La Speranza finisce per permeare tutta la persona, non solo le sue idee o i suoi valori morali ma tutta la sua complessità di desideri, nostalgie, paure, debolezze e soprattutto affetti e amori. E proprio questo aiuta la Speranza a procedere nel suo cammino. Nella Speranza l’uomo si trasforma profondamente pur restando fedele a se stesso, come si era trasformato restando fedele a se stesso divenendo da bambino un giovane o da un giovane un vecchio. Queste continue morti del suo vecchio io danno forza, freschezza e giovinezza al suo stesso io. La Speranza è la vita.

Agostino ha una frase formidabile, che sarà ripresa anche nella laicizzazione storica e rivoluzionaria della Speranza stessa: “Non siamo cristiani se non per il secolo venturo”. Questo potente lievito religioso confluisce, secoli e secoli dopo, in questo momento in cui la pandemia ci aggredisce, quando la Speranza biblica, il tenace cammino verso la Terra Promessa assume una profonda valenza di cambiamento dell’assetto del mondo e dell’uomo nel suo rapporto con esso.

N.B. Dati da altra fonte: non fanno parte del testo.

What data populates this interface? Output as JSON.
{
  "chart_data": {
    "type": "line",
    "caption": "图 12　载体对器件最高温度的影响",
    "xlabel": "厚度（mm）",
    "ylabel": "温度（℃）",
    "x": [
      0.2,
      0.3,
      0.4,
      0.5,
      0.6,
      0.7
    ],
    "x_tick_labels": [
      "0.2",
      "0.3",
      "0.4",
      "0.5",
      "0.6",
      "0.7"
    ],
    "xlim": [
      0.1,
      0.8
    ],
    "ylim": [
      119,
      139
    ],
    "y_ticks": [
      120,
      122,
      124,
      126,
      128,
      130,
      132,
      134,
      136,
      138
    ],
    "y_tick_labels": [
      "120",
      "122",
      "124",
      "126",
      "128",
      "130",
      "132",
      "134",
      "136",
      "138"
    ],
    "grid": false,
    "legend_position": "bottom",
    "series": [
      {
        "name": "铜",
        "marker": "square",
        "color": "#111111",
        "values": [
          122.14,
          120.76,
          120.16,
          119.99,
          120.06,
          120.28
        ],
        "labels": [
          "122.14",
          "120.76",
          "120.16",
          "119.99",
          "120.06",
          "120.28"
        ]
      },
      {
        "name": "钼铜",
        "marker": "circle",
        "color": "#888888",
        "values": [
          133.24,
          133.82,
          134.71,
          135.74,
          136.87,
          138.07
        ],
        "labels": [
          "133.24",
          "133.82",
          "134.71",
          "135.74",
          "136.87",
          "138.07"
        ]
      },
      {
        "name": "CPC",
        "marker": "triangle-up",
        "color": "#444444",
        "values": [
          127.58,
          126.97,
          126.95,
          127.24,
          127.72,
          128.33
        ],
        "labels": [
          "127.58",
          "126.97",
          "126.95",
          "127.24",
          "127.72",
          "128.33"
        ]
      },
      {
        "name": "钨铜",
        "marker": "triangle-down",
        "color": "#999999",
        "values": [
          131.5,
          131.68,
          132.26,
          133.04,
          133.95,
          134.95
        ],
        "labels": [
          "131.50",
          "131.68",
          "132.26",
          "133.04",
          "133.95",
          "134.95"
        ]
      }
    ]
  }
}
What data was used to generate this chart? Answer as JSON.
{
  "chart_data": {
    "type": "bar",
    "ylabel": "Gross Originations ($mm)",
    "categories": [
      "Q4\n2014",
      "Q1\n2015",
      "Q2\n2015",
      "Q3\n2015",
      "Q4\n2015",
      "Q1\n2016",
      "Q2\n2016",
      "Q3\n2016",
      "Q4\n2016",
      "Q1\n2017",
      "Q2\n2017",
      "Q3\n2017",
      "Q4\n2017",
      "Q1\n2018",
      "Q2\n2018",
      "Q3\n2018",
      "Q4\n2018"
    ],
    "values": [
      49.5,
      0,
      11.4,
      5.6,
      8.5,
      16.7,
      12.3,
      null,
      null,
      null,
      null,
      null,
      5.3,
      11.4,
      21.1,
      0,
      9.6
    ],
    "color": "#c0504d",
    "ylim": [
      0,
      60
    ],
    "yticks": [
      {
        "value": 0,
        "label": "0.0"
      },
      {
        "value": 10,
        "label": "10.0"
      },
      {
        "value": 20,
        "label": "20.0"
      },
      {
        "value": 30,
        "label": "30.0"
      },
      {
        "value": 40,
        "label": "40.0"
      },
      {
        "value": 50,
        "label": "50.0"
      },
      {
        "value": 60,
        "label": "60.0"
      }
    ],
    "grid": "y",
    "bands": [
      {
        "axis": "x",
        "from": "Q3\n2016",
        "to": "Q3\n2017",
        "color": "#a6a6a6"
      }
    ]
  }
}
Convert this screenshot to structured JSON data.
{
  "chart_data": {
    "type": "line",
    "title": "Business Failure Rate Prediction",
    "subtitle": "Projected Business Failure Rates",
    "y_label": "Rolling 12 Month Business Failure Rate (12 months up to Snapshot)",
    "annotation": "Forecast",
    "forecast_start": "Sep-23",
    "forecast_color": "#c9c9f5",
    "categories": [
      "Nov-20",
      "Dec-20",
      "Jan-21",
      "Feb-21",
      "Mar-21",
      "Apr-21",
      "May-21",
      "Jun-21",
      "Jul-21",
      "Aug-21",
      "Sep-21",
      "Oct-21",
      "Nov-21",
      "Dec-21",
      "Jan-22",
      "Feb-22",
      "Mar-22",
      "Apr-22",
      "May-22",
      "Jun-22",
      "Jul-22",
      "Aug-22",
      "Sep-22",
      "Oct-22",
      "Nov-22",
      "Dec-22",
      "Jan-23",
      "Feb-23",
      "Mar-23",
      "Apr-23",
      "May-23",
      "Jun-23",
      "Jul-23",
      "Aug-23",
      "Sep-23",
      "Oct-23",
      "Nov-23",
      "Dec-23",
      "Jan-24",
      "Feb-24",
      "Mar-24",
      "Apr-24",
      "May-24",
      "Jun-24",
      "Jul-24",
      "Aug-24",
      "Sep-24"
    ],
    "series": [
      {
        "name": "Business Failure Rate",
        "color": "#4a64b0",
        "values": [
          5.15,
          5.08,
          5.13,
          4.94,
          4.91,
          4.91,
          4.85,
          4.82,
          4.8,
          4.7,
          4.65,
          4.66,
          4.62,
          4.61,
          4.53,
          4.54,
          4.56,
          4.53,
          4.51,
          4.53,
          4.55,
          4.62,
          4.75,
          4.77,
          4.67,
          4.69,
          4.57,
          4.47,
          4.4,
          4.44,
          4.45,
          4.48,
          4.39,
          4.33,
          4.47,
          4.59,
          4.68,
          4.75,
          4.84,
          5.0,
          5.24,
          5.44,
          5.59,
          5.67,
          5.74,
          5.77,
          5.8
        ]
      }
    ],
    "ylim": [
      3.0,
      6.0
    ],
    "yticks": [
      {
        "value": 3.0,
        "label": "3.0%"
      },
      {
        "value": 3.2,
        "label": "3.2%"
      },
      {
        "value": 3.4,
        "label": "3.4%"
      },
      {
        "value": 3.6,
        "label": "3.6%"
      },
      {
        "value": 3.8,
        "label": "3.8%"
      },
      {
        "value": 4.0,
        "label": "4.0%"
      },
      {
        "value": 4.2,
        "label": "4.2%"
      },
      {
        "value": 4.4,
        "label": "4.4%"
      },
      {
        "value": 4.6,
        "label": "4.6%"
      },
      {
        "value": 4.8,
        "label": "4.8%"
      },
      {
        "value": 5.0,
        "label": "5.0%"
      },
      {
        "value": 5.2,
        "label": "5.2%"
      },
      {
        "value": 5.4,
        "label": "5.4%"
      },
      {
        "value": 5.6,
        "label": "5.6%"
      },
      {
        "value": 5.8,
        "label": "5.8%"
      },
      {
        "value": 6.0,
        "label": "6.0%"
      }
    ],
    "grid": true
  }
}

Come dice ancora una volta Sant’Agostino, si tratta di sentirsi esuli in patria — ogni rivoluzionario è un esule in una patria che ama ma in cui non può riconoscersi e che quindi non è la sua —, “chi è esule, dice Sant’Agostino, e cammina nella fede non è ancora nella sua patria ma vi è già incamminato; chi invece non crede, non è né in patria né in cammino verso di essa”.